TBR is an important category when sorting. When I'm working with a client on sorting items (papers, clothing, books, miscellaneous items, or any thing) I always have a pile or box for TBR (To Be Revisited). The goal during sorting is to sort, not get bogged down in deciding. The TBR items go in a box to ripen.
Without the TBR option, you could waste hours trying to decide whether to keep or let go of one or two items. By focusing on the easy decisions, you begin to identify guidelines and rules-of-thumb; you can see a pattern of your usage, your thinking, and your intentions.
Here are five steps to a successful TBR.
Give yourself permission to use a TBR. Yes, it delays the decision, but it's part of the plan.
As you sort through your things — deciding to keep or let go — begin building your personal decision guidelines. For example:
If I haven't read it in 6 months, I will let it go.

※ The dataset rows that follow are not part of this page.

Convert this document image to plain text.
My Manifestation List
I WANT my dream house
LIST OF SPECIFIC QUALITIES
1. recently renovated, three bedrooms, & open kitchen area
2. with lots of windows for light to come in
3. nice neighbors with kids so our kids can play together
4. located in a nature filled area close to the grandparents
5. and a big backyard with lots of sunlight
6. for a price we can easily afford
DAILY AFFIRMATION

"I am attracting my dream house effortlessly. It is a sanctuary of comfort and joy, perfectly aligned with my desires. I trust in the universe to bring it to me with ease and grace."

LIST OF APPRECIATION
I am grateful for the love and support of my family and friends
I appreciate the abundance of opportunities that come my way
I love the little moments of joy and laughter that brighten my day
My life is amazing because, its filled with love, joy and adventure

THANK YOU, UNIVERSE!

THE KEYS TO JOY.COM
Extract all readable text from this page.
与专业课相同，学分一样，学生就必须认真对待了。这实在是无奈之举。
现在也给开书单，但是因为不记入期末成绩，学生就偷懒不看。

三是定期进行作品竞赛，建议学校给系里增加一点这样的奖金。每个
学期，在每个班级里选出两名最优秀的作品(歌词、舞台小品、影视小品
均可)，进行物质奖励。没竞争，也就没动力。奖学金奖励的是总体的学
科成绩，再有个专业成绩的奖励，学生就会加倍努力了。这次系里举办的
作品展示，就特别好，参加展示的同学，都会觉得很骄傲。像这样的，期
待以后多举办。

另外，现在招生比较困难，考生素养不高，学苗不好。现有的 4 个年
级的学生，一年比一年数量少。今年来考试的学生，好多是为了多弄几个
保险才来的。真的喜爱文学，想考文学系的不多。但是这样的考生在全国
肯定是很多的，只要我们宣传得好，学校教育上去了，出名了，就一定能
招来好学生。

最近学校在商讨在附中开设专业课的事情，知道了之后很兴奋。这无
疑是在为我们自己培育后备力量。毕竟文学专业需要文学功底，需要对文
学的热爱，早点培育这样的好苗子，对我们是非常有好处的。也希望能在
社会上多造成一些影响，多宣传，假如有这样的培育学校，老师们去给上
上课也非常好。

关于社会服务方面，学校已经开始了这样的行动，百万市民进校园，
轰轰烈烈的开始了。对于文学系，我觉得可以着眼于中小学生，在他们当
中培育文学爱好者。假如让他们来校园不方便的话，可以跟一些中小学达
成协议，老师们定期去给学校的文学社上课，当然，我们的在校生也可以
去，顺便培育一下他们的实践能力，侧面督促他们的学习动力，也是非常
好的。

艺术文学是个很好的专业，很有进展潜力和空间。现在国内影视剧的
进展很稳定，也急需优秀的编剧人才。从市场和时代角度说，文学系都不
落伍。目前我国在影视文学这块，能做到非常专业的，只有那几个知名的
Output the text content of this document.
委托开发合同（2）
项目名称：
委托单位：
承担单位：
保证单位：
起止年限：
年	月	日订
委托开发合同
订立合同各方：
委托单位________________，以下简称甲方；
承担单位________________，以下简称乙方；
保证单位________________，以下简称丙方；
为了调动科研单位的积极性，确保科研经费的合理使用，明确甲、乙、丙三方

If I can find it online again, I will let it go.
If I don't make the time in the next 6 months to work on it, fix it or enjoy it, I will let it go.
At the end of sorting your space/area, revisit your TBR box and see if there is anything else you can decide to keep or let go. This is a quick review so spend only a few minutes here.
Box up the remaining TBRs, set a review date of 6 months or a year. Close it up and stack it neatly in your storage area. Let it ripen.
Revisit the box on or after the review date. Are you ready to let go of an item? Have you created a home for an item? Or does it need to stay and ripen more? Use the decision guidelines you've created.
Advanced Step: If you're ready, set a date to let the whole TBR box go without looking in it. Put a date on it. Tape it up. When the date comes, donate the whole thing without opening it up.
Not everything can go in the TBR box, but his category allows you to move forward> It allows you to clear some space, build your decision muscles and revisit the decision when you have a clearer idea of what you want.